Movie Review: The Soul Collector

There’s something more intriguing about a horror film made in another country that creates a bit of the nightmare out of the culture and history of that foreign land. There’s enough films that get shot in certain countries because of a budget subsides or cheaper production value. Or even films shot in a foreign land that seem intent on scoring a major Hollywood studio remake. When you watch a film that comes from a foreign you want to feel the horror rise up from the soil. This is exactly what Soul Collector delivers. This brings the scares from the countryside of South Africa that wouldn’t seem right in Toronto.

Things aren’t going good for William Ziel (Black Sails‘ Garth Breytenbach). His brother and wife have died and he’s taking care of their daughter Mary (Keita Luna). He’s gone bankrupt. His father has died and left him a farm in deep countryside. His wife Sarah (The Dark Tower‘s Inge Beckmann) isn’t happy being stuck in a house so remote that the electricity comes from a diesel generator that refuses to start when they arrive. The only thing going right for them is when Lazarus (Empire of the Sharks‘ Tshamano Sebe) unexpectedly arrives. He’s found Mary who has roamed away from the house. He was helping William’s dad before his death, although William has no clue how much of a help Lazarus was. Sarah is a bit disturbed by Lazarus being around even though he does get the generator cranking so she’s not stuck in the dark. She’s not the only one who isn’t thrilled by Lazarus being around. The other locals refer to Lazarus as a demon since they remember the night the guy made a deal with a supernatural power when things went wrong at his house. Sarah is a bit fearful of the locals that comes from a sense that they might harbor resentment from the days of apartheid. Everyone wants to know what Lazarus is hauling around in his old leather sack.

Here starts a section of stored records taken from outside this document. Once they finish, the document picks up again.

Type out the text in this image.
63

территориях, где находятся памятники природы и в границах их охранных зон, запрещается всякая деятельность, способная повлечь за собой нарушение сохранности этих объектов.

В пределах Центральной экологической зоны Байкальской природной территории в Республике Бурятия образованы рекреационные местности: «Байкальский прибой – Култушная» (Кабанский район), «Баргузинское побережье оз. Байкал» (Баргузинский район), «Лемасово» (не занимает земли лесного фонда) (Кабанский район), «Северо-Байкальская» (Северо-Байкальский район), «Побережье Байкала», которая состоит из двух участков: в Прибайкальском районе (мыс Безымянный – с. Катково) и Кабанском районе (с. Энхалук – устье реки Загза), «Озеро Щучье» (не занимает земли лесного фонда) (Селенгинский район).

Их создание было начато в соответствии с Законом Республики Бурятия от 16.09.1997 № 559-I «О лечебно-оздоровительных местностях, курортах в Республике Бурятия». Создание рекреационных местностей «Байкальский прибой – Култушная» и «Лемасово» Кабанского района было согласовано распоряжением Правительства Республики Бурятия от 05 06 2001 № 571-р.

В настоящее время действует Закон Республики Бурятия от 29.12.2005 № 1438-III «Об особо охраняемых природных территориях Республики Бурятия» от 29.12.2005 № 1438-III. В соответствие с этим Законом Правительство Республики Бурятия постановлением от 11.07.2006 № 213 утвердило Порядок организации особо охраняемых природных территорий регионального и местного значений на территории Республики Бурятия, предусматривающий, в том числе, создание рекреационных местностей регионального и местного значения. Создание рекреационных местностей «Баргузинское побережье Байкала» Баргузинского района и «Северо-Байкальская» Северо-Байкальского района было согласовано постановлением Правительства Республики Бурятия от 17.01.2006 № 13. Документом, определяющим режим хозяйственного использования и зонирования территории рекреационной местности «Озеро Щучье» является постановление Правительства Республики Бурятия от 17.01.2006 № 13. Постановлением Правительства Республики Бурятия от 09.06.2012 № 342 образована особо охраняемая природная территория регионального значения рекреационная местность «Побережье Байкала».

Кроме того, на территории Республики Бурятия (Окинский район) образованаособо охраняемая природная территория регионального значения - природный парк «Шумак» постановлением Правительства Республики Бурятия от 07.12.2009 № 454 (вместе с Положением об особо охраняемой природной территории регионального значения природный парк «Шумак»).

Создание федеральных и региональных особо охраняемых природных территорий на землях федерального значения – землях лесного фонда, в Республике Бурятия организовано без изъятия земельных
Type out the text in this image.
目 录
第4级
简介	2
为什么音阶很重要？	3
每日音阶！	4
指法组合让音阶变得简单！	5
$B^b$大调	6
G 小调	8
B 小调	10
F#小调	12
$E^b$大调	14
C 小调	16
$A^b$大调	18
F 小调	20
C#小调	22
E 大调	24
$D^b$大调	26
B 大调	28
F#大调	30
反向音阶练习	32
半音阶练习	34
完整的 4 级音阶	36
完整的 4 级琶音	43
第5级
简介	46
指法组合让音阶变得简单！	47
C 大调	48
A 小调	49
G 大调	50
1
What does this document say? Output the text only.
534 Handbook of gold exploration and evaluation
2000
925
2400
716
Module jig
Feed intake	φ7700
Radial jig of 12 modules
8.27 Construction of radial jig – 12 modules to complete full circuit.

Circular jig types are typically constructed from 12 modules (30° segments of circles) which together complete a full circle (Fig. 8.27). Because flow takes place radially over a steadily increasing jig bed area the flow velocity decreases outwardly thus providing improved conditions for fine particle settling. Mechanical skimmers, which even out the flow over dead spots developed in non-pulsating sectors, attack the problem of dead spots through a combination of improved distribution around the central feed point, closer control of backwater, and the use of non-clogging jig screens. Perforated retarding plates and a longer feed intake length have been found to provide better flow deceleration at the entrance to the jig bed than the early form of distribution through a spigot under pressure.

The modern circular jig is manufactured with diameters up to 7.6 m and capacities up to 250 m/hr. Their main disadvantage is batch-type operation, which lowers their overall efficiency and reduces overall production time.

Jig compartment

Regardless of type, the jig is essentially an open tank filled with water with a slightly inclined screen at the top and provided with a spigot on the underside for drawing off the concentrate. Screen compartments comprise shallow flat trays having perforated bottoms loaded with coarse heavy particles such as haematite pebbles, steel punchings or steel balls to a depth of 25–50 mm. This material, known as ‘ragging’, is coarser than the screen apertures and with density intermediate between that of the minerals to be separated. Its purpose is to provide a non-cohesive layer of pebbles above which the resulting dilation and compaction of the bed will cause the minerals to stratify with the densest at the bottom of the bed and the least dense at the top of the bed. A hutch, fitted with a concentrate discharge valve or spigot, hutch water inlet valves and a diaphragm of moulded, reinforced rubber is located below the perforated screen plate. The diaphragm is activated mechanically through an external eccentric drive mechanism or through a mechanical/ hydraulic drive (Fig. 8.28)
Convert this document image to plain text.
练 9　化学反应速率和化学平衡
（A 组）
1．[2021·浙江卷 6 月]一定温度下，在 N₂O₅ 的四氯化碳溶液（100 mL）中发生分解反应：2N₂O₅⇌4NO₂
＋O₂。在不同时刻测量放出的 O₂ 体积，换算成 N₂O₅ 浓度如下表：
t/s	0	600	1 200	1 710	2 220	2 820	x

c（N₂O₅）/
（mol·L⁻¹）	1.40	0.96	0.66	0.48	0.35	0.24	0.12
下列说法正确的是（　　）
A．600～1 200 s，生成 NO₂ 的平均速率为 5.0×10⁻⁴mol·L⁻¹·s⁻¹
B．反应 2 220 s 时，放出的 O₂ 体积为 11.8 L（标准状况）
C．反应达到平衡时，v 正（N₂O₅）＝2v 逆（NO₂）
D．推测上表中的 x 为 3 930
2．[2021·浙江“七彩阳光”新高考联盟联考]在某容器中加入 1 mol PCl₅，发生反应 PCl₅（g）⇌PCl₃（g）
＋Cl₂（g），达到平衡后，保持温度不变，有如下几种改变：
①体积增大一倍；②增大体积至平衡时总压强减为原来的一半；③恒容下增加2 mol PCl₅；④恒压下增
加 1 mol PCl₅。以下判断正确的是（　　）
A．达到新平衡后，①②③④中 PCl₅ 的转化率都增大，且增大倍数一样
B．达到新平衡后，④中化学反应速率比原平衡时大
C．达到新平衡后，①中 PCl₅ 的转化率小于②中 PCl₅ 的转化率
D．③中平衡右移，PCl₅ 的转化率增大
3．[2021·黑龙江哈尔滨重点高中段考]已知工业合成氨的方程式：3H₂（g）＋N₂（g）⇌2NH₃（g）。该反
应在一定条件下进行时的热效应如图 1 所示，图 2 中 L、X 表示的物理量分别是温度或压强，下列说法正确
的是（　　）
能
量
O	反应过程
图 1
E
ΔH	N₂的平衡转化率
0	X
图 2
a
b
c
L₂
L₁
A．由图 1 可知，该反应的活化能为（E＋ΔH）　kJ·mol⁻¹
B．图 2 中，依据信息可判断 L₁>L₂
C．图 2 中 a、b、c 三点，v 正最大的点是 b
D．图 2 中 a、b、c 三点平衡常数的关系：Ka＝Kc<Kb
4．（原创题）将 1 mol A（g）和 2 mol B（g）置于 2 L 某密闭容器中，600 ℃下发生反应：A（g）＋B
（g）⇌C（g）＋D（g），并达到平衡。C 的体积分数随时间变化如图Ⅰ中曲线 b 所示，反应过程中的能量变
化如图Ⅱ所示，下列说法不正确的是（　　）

The Soul Collector is an isolated horror film with very few characters roaming the remote location. Pretty much everyone on camera plays a major role as the mystery and the nightmare evolves. There’s very few extras that just fill out the frame. The remote nature heightens action since nobody can disappear without everyone feeling it. Writer-Director Harold Holscher (Die Staat se Bul) gives a story that gives us a bit of a scare that is rooted in the South African and people you’d encounter there. The film does go into subtitles when certain characters speak Tswana. Tshamano Sebe delves deep into a father who made a really bad deal when he prayed for what turned out to be the wrong thing. The effects are extremely creepy as souls are collected on screen and we get to see what’s inside Lazarus’s satchel. There’s plenty of tension during the 99 minutes. The end twist works. The Soul Collector is a fine way to get an international fright on a hot summer night.

The movie originally played horror festivals last summer as 8. Turns out there’s already an 8 titled film along with a lot of films that start with 8. So Shout! Studios wisely changed the titled to Soul Collector. Soul Collector is available for VOD starting June 12.